⽇本⽔循環⽂化研究協会 設⽴趣旨書
⽔は私たちの命と⽣活にとって最も基本となる資源であり、循環を繰り返す。降⾬、表流⽔、地下⽔、雲などの形態を繰り返す⾃然の⽔循環は、分割不可能で包括性をもつ。
そして、⽔循環の単位となる流域(圏)に暮らす私たちの⽣活は、⽔循環と深く関係する。戦後、⾼度経済成⻑と都市化が進んだ時代、⾃然の⽔循環から⽔資源が収奪され、膨張する都市の構造は⽔循環の健全性をおおいに損ない、結果として、⽔災害リスクの⾼まり、⽔質汚染、⾃然⽣態系のバランスの崩壊など深刻な弊害をもたらした。⽔循環は、社会的共通資本として社会全体で共有し、管理されるべきものであるが、流域社会は⽔を私的な利⽤の対象とみなしてきた結果、⽔循環は分断され、その恒常性は脅かされている。持続可能性への関⼼の⾼まり、気候変動による⽔災害の激甚化、急速に進む⼈⼝減少に対応するためにも、⽔循環と⼈との関わりを再構築することが求められている。こうしたなか、2014年、⽔インフラ政策の縦割り、⽔循環の分断を克服することを意図し、⽔は共有財であることを明記した「⽔循環基本法」が成⽴した。

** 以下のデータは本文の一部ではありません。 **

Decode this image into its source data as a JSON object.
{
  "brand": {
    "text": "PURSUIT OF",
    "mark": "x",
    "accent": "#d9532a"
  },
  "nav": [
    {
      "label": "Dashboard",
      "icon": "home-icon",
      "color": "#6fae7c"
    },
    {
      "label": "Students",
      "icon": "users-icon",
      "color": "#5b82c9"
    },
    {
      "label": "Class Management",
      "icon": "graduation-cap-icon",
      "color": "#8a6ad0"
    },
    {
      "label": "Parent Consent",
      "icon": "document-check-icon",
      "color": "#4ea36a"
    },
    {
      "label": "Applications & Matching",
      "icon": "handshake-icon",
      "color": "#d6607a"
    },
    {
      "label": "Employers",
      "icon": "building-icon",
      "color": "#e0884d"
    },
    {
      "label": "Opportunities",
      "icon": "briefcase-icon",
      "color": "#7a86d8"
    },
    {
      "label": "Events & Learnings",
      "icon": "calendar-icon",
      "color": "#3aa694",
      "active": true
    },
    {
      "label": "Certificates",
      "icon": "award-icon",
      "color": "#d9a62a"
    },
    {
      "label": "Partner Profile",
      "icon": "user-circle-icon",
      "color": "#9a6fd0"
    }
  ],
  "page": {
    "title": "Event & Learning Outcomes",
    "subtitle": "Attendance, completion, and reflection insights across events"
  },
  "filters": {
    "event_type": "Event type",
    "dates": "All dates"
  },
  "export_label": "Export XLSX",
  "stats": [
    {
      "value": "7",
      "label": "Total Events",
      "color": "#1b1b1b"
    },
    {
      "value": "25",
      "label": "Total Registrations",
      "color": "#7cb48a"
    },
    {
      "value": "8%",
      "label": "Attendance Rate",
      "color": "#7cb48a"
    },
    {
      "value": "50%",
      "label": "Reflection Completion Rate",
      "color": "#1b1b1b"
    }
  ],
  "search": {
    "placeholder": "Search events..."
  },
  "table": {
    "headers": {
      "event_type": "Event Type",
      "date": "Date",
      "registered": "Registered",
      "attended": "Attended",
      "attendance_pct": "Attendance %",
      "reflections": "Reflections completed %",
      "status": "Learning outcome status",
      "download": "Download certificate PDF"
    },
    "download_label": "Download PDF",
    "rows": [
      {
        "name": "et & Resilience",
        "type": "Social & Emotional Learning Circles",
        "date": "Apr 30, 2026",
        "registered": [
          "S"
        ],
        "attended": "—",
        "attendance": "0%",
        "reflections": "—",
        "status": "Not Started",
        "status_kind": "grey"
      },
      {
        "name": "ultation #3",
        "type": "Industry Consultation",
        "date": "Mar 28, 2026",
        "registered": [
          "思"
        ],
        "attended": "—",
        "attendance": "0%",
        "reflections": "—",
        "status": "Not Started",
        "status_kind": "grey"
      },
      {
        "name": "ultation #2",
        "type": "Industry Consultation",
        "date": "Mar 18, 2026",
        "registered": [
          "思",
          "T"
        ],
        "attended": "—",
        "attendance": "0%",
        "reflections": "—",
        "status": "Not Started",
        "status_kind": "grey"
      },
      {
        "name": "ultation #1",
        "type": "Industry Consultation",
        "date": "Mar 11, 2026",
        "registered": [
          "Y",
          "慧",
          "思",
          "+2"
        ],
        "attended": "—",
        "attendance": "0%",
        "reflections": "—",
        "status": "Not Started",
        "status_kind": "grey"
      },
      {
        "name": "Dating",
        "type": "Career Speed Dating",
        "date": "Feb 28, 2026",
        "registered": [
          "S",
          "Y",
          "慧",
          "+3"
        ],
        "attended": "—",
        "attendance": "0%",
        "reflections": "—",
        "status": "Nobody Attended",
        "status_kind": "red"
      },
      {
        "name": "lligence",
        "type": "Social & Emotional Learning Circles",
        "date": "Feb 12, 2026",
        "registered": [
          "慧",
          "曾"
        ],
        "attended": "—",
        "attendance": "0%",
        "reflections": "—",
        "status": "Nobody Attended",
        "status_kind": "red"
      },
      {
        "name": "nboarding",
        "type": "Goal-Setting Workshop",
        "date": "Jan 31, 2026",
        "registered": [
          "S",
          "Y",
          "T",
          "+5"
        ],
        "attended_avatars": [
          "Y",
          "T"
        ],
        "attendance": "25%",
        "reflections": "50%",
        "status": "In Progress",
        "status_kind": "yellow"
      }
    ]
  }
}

本会は、「下⽔⽂化研究会」として1986年に活動を開始し、1999年からNPO法⼈「⽇本下⽔⽂化研究会」として、個⼈や社会と下⽔との成熟した付き合い⽅(これを「下⽔⽂化」と呼ぶ)を通して、市⺠⼀⼈ひとりの責任ある⾏動を促すことを意図して活動してきた。そのなかで、「⽔循環基本法」の制定にも深く関わってきた。今後、⽔循環基本法のより適正な施⾏を訴え、下⽔⽂化の枠を超えて、改めて広く⽔循環と⼈との関係(これを「⽔循環⽂化」と呼ぶ)を探求していくことが必要であるとの認識から、会名称を「⽇本⽔循環⽂化研究協会」と改め、活動していくこととした。 改められた会の名称のもと、次のような活動を展開していく。まず、⽔循環の健全化へ向けた⾏動を実践するための諸能⼒の向上を図るため、社会学習の機会をつくりだし、⾃然⽔循環の諸相における健全性、再構築された⽔と⼈との関係をベースとした流域社会のあり様に関する議論を深めていく。
こうした議論を踏まえて、⽔循環に関わる多様な関係者からなる「⼈の輪」を動かし「⽔の輪」を形成するとともに、市⺠と協働し、⽔循環再⽣や⾃然と共⽣する社会の構築に向け、主体的に⾏動していく。さらに、⽔管理に関する諸制度の整備・拡充、⽔インフラへの新たな役割の付与など、⽔循環管理に関わるガバナンスの向上に資する政策提⾔を⾏っていく。 国内ばかりでなく、開発途上地域での⽔と衛⽣分野の国際協⼒活動として、飲料⽔の安全性を確保し、下痢症等の感染リスクを制御することを⽬標とする活動実践を継続する。こうした活動の視座として、コミュニティをとりまく⾝近な⽔循環・資源循環を重視する。今後は、現地の能⼒開発を⽬指すとともに、これまでの経験を国内にもフィードバックすることを念頭に、⼈⼝減少下の⽇本社会における⽔・衛⽣インフラの分散管理などに知⾒を反映させていく。